CHIESA, SCUOLA DI COMUNIONE
4ª Avvento – Betlemme: la casa del pane (2,1-14)
Nella lingua ebraica, Betlemme significa la casa del pane. Cioè la casa della condivisione, della comunione, perché il pane è fatto per essere mangiato insieme. Il pane, però, a Betlemme, non era condiviso! Maria e Giuseppe vi arrivano dopo un lungo cammino, pensando che quella era la loro città, dove avevano le loro radici, in una parola: la loro casa. Ma non trovarono spazio nella sala degli ospiti (traduzione letterale dal greco), la sala dove si consumavano i banchetti. “La casa del pane” era chiusa per loro; quella, non era più la loro casa! Forse anche perché non erano accostumati a una sala per banchetti: la si trovava solo nelle case dei ricchi. Giuseppe allora si rifugia con Maria, gravida di Gesù, in una stalla, forse una grotta di contadini o pastori, dove abitualmente si custodivano gli animali. Non è proprio una casa, ma può svolgere le funzioni di riparo momentaneo. Gesù nacque in questo luogo, improprio per nascere, senza l’aiuto di nessuno e poco igienico. Appena nato, è avvolto in fasce e posto nella mangiatoia, come in un piatto. Le fasce, la mangiatoia ricordano anticipatamente il cadavere di Gesù avvolto in fasce e deposto in un sepolcro. Ma, la mangiatoia ricorda anche il pane. Il pane fresco, appena tolto dal forno, ancora caldo, era avvolto in una tovaglia bianca e conservato: in questa maniera durava giorni e giorni e nutriva la famiglia fino alla settimana successiva. La grotta, la mangiatoia, le fasce: è questa la vera “casa del pane”, e Gesù è il pane della vita che ci è donato. La città di Betlemme, invece, per aver dimenticato il senso del suo nome, ha perso la sua vera identità. E’ diventata una città chiusa, non è più una casa, perché in lei il pane non è più condiviso. La vera Betlemme è ora questa grotta di animali, a cui accorrono i poveri e gli emarginati del tempo, i pastori, richiamati dagli angeli. E a loro, come su un piatto speciale, è offerto il pane vero, Gesù, capace di riscaldare il loro cuore, perché Gesù è il segno che Dio si è ricordato di loro. Ecco perché questo luogo risplende ora di una luce fortissima, come un faro che attira a sé tutti i naviganti dispersi nel mare della vita, realizzando così la profezia messianica di Isaia che vedeva Gerusalemme brillare di luce dall’alto del monte Sion e tutti i popoli accorrere a lei.

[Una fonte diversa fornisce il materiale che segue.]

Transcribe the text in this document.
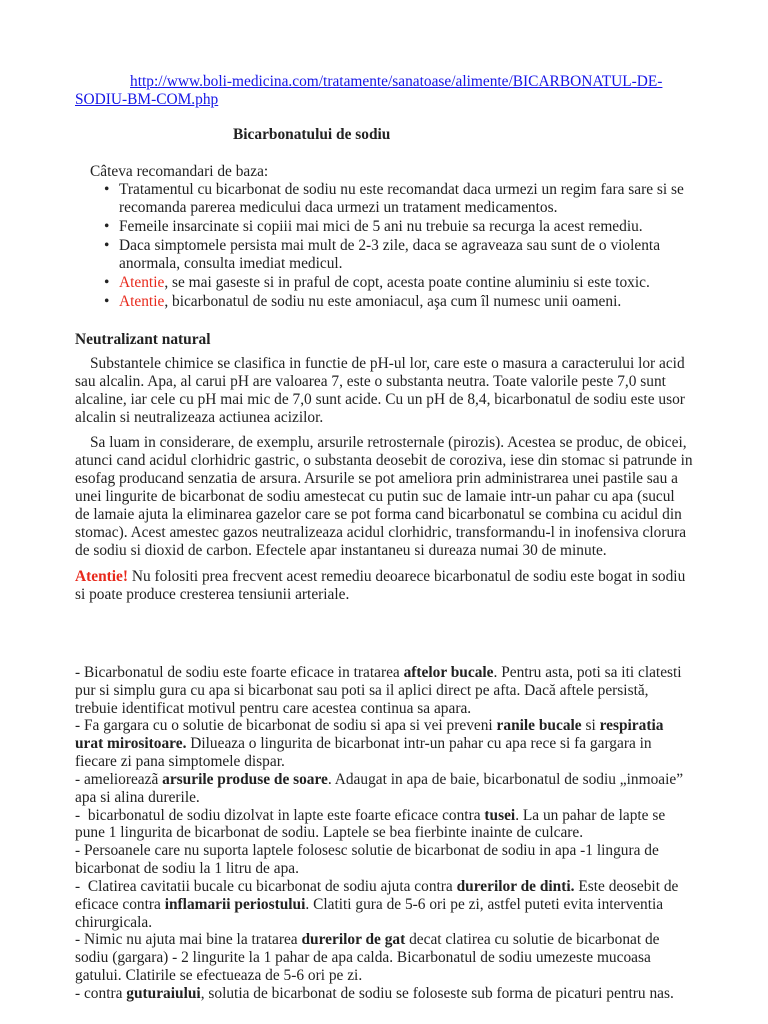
http://www.boli-medicina.com/tratamente/sanatoase/alimente/BICARBONATUL-DE-
SODIU-BM-COM.php
Bicarbonatului de sodiu
Câteva recomandari de baza:
• Tratamentul cu bicarbonat de sodiu nu este recomandat daca urmezi un regim fara sare si se
recomanda parerea medicului daca urmezi un tratament medicamentos.
• Femeile insarcinate si copiii mai mici de 5 ani nu trebuie sa recurga la acest remediu.
• Daca simptomele persista mai mult de 2-3 zile, daca se agraveaza sau sunt de o violenta
anormala, consulta imediat medicul.
• Atentie, se mai gaseste si in praful de copt, acesta poate contine aluminiu si este toxic.
• Atentie, bicarbonatul de sodiu nu este amoniacul, aşa cum îl numesc unii oameni.
Neutralizant natural
Substantele chimice se clasifica in functie de pH-ul lor, care este o masura a caracterului lor acid
sau alcalin. Apa, al carui pH are valoarea 7, este o substanta neutra. Toate valorile peste 7,0 sunt
alcaline, iar cele cu pH mai mic de 7,0 sunt acide. Cu un pH de 8,4, bicarbonatul de sodiu este usor
alcalin si neutralizeaza actiunea acizilor.
Sa luam in considerare, de exemplu, arsurile retrosternale (pirozis). Acestea se produc, de obicei,
atunci cand acidul clorhidric gastric, o substanta deosebit de coroziva, iese din stomac si patrunde in
esofag producand senzatia de arsura. Arsurile se pot ameliora prin administrarea unei pastile sau a
unei lingurite de bicarbonat de sodiu amestecat cu putin suc de lamaie intr-un pahar cu apa (sucul
de lamaie ajuta la eliminarea gazelor care se pot forma cand bicarbonatul se combina cu acidul din
stomac). Acest amestec gazos neutralizeaza acidul clorhidric, transformandu-l in inofensiva clorura
de sodiu si dioxid de carbon. Efectele apar instantaneu si dureaza numai 30 de minute.
Atentie! Nu folositi prea frecvent acest remediu deoarece bicarbonatul de sodiu este bogat in sodiu
si poate produce cresterea tensiunii arteriale.
- Bicarbonatul de sodiu este foarte eficace in tratarea aftelor bucale. Pentru asta, poti sa iti clatesti
pur si simplu gura cu apa si bicarbonat sau poti sa il aplici direct pe afta. Dacă aftele persistă,
trebuie identificat motivul pentru care acestea continua sa apara.
- Fa gargara cu o solutie de bicarbonat de sodiu si apa si vei preveni ranile bucale si respiratia
urat mirositoare. Dilueaza o lingurita de bicarbonat intr-un pahar cu apa rece si fa gargara in
fiecare zi pana simptomele dispar.
- amelioreazã arsurile produse de soare. Adaugat in apa de baie, bicarbonatul de sodiu „inmoaie”
apa si alina durerile.
-  bicarbonatul de sodiu dizolvat in lapte este foarte eficace contra tusei. La un pahar de lapte se
pune 1 lingurita de bicarbonat de sodiu. Laptele se bea fierbinte inainte de culcare.
- Persoanele care nu suporta laptele folosesc solutie de bicarbonat de sodiu in apa -1 lingura de
bicarbonat de sodiu la 1 litru de apa.
-  Clatirea cavitatii bucale cu bicarbonat de sodiu ajuta contra durerilor de dinti. Este deosebit de
eficace contra inflamarii periostului. Clatiti gura de 5-6 ori pe zi, astfel puteti evita interventia
chirurgicala.
- Nimic nu ajuta mai bine la tratarea durerilor de gat decat clatirea cu solutie de bicarbonat de
sodiu (gargara) - 2 lingurite la 1 pahar de apa calda. Bicarbonatul de sodiu umezeste mucoasa
gatului. Clatirile se efectueaza de 5-6 ori pe zi.
- contra guturaiului, solutia de bicarbonat de sodiu se foloseste sub forma de picaturi pentru nas.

Il Natale invita ciascuno di noi e le nostre comunità a diventare nuovamente “la casa del pane”. Celebrare il Natale è ritornare ad essere casa, famiglia, dove tutti trovano il loro spazio attorno ad una mangiatoia (tavola, altare) per spezzare insieme il pane della vita (Gesù). Non lasciamo che l’esclusione, il giudizio, il preconcetto ci dividano dai nostri fratelli e sorelle, ma assumiamo uno spirito di inclusione, di solidarietà vera, di fraternità, attorno al pane-Gesù.

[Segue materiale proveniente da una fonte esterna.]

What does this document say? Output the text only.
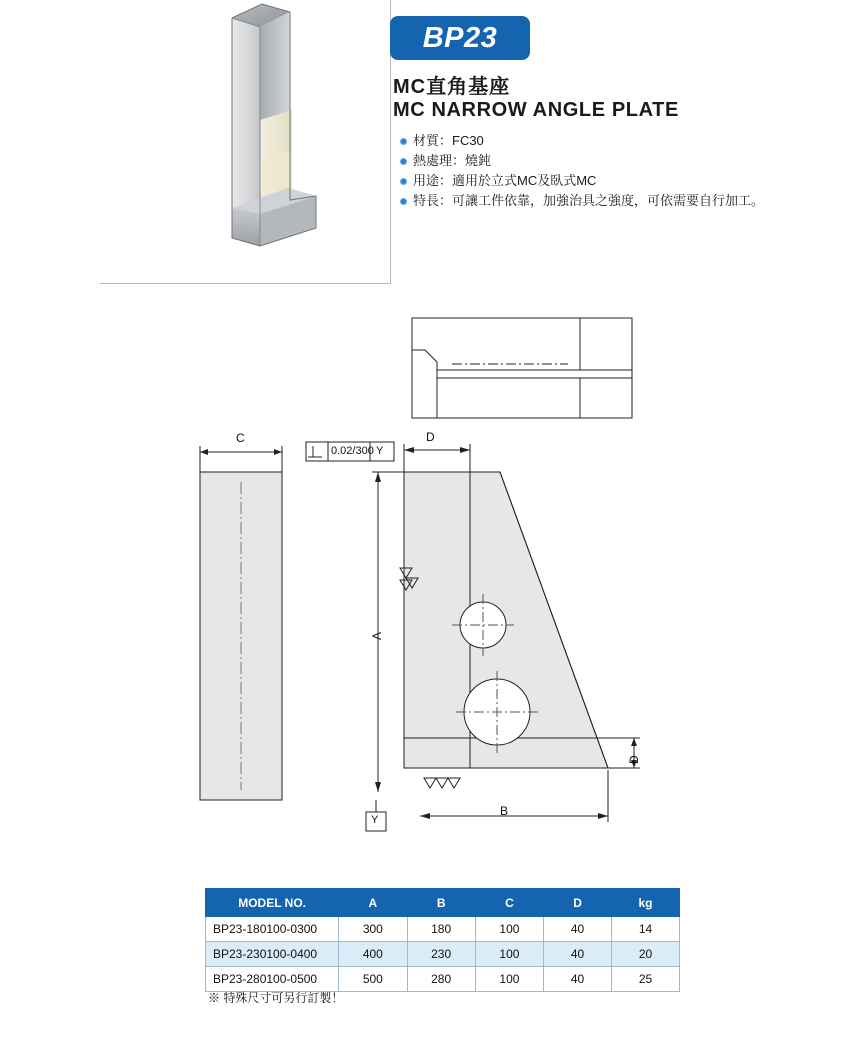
BP23
MC直角基座
MC NARROW ANGLE PLATE
材質：FC30
熱處理：燒鈍
用途：適用於立式MC及臥式MC
特長：可讓工件依靠，加強治具之強度，可依需要自行加工。
C	D
B
A
D
0.02/300 Y
Y
MODEL NO.	A	B	C	D	kg
BP23-180100-0300	300	180	100	40	14
BP23-230100-0400	400	230	100	40	20
BP23-280100-0500	500	280	100	40	25
※ 特殊尺寸可另行訂製！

Caro Don,ho letto il testo ed ho subito capito che tratta il discorso fatto a scuola oggi. Infatti, nessuno ha accolto Gesù nella propria casa, ed i sacerdoti non sono andati ad adorarlo. Infatti Gesù è nato in modo “anonimo”, nel senso che nessuno si è preoccupato di un povero bambino che nasce in una note di freddo…… Infatti, come hai detto a scuola: QUESTO NATALE SIAMO PRONTI AD ACCOGLIERE IL PICCOLO CHE VIENE??????